Friday, February 6, 2015

France, Germany make last-ditch peace effort as U.S. weighs arming Ukraine

France, Germany make last-ditch peace effort as U.S. weighs arming Ukraine

View Video: During a visit to Kiev, Secretary of State John Kerry urged Russia to commit to a diplomatic solution to the conflict in eastern Ukraine by halting its military aid for the separatists and backing a negotiated peace. ( AP)

CAROL MORELLO, MICHAEL BIRNBAUM 
FEBRUARY 5, 2015

KIEV, Ukraine — The leaders of Germany and France on Thursday announced a surprise diplomatic bid to end the conflict in Ukraine, working to forestall White House deliberations about arming government forces amid fears that the war could quickly spiral out of control.

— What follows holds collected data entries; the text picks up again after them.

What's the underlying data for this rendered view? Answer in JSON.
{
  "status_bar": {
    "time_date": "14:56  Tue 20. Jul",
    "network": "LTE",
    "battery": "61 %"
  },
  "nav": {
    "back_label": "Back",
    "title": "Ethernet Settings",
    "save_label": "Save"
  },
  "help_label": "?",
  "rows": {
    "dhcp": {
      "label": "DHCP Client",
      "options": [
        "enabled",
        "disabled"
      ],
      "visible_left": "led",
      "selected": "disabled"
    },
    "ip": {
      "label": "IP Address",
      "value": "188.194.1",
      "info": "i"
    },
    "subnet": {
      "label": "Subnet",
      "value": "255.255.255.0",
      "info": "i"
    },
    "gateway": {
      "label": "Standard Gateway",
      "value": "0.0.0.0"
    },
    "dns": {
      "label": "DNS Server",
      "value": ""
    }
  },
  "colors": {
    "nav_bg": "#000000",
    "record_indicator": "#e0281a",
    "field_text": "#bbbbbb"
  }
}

The new peace effort came as civilian and military casualties have mounted by the hundreds in recent weeks. German Chancellor Angela Merkel and French President François Hollande said they would fly to Moscow on Friday to meet Russian President Vladimir Putin to try to strike a deal. The unusual journey underscored the high stakes in the effort to quell the bloodiest European conflict since the Balkan wars of the 1990s.

But Western officials noted deep uncertainty about whether the diplomacy would yield results, as Russia has steadfastly maintained that it is not a party to the conflict. Ukraine and its Western allies have said the Kremlin is fueling the war with weaponry, supplies and soldiers.

VIDEO
View Video: German Chancellor Angela Merkel pushed for a diplomatic solution, acknowledging that the situation in Ukraine is getting worse. (Reuters)

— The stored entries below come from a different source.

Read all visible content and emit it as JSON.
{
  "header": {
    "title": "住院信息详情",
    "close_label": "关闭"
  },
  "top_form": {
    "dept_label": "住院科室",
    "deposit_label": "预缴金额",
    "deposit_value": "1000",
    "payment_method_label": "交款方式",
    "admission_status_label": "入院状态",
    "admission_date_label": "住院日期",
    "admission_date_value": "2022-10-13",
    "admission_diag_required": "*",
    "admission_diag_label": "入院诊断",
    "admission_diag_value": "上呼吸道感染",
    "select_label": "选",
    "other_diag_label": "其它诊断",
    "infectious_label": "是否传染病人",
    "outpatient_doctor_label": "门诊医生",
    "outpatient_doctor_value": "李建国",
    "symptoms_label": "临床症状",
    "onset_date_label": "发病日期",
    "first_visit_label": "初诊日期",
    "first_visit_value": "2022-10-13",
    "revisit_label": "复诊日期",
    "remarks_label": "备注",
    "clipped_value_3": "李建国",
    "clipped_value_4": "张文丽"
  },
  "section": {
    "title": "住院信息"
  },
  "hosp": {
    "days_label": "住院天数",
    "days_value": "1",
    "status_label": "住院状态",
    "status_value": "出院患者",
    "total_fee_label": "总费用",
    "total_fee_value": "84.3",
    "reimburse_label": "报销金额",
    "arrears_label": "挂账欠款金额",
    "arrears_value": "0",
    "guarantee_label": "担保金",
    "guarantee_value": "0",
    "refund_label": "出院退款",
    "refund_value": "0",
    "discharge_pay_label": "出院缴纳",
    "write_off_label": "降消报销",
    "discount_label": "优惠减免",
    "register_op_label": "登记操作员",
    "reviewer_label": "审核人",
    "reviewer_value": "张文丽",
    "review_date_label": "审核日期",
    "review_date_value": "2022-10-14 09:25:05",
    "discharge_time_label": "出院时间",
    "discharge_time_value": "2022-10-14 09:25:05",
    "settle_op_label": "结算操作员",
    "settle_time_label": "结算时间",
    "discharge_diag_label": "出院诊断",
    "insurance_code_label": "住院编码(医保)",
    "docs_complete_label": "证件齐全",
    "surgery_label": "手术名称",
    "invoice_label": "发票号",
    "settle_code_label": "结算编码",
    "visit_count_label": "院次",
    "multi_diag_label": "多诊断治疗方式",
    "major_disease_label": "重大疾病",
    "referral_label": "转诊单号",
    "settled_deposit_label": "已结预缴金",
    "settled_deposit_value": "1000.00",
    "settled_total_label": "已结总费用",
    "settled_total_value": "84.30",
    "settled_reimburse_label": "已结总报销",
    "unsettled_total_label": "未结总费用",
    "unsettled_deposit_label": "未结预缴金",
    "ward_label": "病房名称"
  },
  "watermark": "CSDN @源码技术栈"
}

Secretary of State John F. Kerry on Thursday joined in the efforts in a visit to the Ukrainian capital, arriving just hours ahead of Merkel and Hollande.

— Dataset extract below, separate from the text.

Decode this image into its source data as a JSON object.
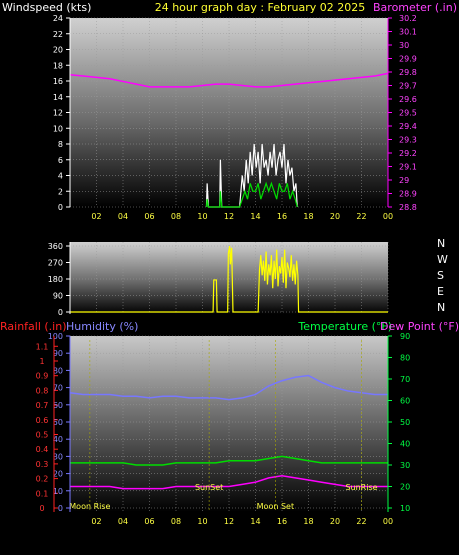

Despite calls in Washington for the United States to start arming Ukraine with defensive weaponry, Kerry said the White House is still reviewing its options.

President Obama will make a decision on arms “soon” after talks with advisers, Kerry said.

“We want a diplomatic resolution,” he said. “But we cannot close our eyes to tanks that are crossing the border from Russia and coming into Ukraine. We can’t close our eyes to Russian fighters in unmarked uniforms crossing the border and leading individual companies of so-called separatists in battle.”

Kerry urged Russia to pull back weapons and troops to restore the tattered cease-fire. He also called for a sealed border between rebel-held eastern Ukraine and Russia.

Russian diplomats said Thursday that they would view any U.S. move to arm the Ukrainians as a direct threat to their nation’s security.

More than 5,300 people have died in Ukraine since hostilities began in April, according to U.N. estimates. Rebels have taken hundreds of square miles of territory since a September deal to halt the fighting and freeze the territorial land grabs. At least eight people died in the past 24 hours.

Rebel leaders warned this week that they would mobilize vast forces against Ukrainian troops in the eastern part of the country. Russia, meanwhile, announced large-scale military exercises in recent days; such a step came ahead of a previous escalation in August.

The sudden diplomatic effort — which will bring Merkel to Moscow for the first time since relations soured with Russia nearly a year ago — appeared to be a last-ditch measure to halt the conflict. Merkel, a Russian speaker from formerly Communist East Germany, was once the Western leader considered best able to bargain with Putin. But she broke with him this year after the escalations in Ukraine and has been reluctant to hand him the public relations coup of a visit to Moscow, analysts say.

Putin sent his Ukrainian counterpart a letter in recent days with proposals to halt the fighting, his top foreign policy aide, Yuri Ushakov, told reporters in Moscow on Thursday.

Western officials who had been briefed on Putin’s proposals said that they amounted to an attempt at a new quasi-independent Russian-backed statelet similar to Transnistria in Moldova and Abkhazia in Georgia — a step that would be distasteful to the West and politically impossible in Kiev.